BRUSSELS, Feb. 6, 2014 /PRNewswire-USNewswire/ -- AJC's Transatlantic Institute (TAI) will celebrate its tenth anniversary with a gala dinner on February 19. European political leaders, diplomats, Jewish leaders, and civil society partners are expected to attend.

(Logo: http://photos.prnewswire.com/prnh/20100816/AJCLOGO)

Belgium Deputy Prime Minister and Foreign Minister Didier Reynders and Štefan Füle, European Commissioner for Enlargement and European Neighborhood Policy, will deliver keynote addresses.

Earlier in the day, TAI and the Friedrich Naumann Foundation will co-sponsor a conference on Transatlantic Security Challenges and Relations. One panel will assess the status of Iran's nuclear program and negotiations with the P5 + 1 for a comprehensive agreement following the six-month interim deal. A second panel will examine the issue of transatlantic data protection.
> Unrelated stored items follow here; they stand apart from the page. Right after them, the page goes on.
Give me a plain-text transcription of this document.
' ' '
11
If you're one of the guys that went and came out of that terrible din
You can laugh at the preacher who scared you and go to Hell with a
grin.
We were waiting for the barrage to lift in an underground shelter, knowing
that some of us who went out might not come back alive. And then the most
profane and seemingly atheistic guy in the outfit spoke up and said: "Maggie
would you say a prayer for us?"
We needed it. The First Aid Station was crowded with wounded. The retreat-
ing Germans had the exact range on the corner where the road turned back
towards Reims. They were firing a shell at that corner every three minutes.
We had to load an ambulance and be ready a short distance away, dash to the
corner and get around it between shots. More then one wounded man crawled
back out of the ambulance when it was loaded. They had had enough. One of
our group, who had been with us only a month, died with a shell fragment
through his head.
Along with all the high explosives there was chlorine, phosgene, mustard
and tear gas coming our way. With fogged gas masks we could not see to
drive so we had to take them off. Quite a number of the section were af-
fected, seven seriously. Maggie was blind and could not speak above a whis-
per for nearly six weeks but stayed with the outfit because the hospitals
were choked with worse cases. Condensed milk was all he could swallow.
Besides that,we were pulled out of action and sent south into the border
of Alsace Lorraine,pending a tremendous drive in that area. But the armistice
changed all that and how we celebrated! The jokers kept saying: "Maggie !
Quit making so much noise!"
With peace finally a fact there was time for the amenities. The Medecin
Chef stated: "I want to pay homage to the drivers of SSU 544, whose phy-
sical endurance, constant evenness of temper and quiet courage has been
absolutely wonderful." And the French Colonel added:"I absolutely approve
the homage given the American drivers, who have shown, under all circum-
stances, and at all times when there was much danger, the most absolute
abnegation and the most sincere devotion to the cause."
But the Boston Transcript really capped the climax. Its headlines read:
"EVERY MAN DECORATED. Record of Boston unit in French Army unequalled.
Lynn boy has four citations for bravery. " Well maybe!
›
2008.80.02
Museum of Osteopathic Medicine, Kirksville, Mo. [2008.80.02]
Launching the Transatlantic Institute in 2004 fulfilled a vision of AJC, the global advocacy organization, to establish a permanent presence in the political and administrative center of the European Union.

"AJC has for decades been a trailblazer in building bridges between Europe and the United States," said AJC Executive Director David Harris at the opening of TAI.

"The ties that bind us -- shared democratic values, mutual defense commitments, interwoven histories, and common foreign policy concerns -- are central to the transatlantic partnership," said Harris. "The AJC Transatlantic Institute works to strengthen this essential relationship and deepen understanding of its vital role in key policy sectors in Europe and the United States."

Since TAI was launched in February 2004, EU membership has grown from 15 to 28, an expansion that AJC has supported.

Under the leadership of TAI Director Daniel Schwammenthal, the institute engages decision-makers across the political spectrum in all three major European institutions—the European Council, the European Commission and the European Parliament—as well as with NATO and the diplomatic missions to the EU, think tanks, journalists, and others in the civil society sector.

During its first ten years, TAI has informed a broad range of European leaders in Brussels on a number of pressing issues of concern to the transatlantic community, including Iran's nuclear program, the Israeli-Arab peace process, terrorism, human rights, energy security, integration of immigrants, and, not least, anti-Semitism in Europe.

The opening and operation of TAI has been made possible by a generous donation from Rhoda and the late Jordan Baruch. In addition to Brussels, AJC maintains European offices in Berlin, Paris and Rome.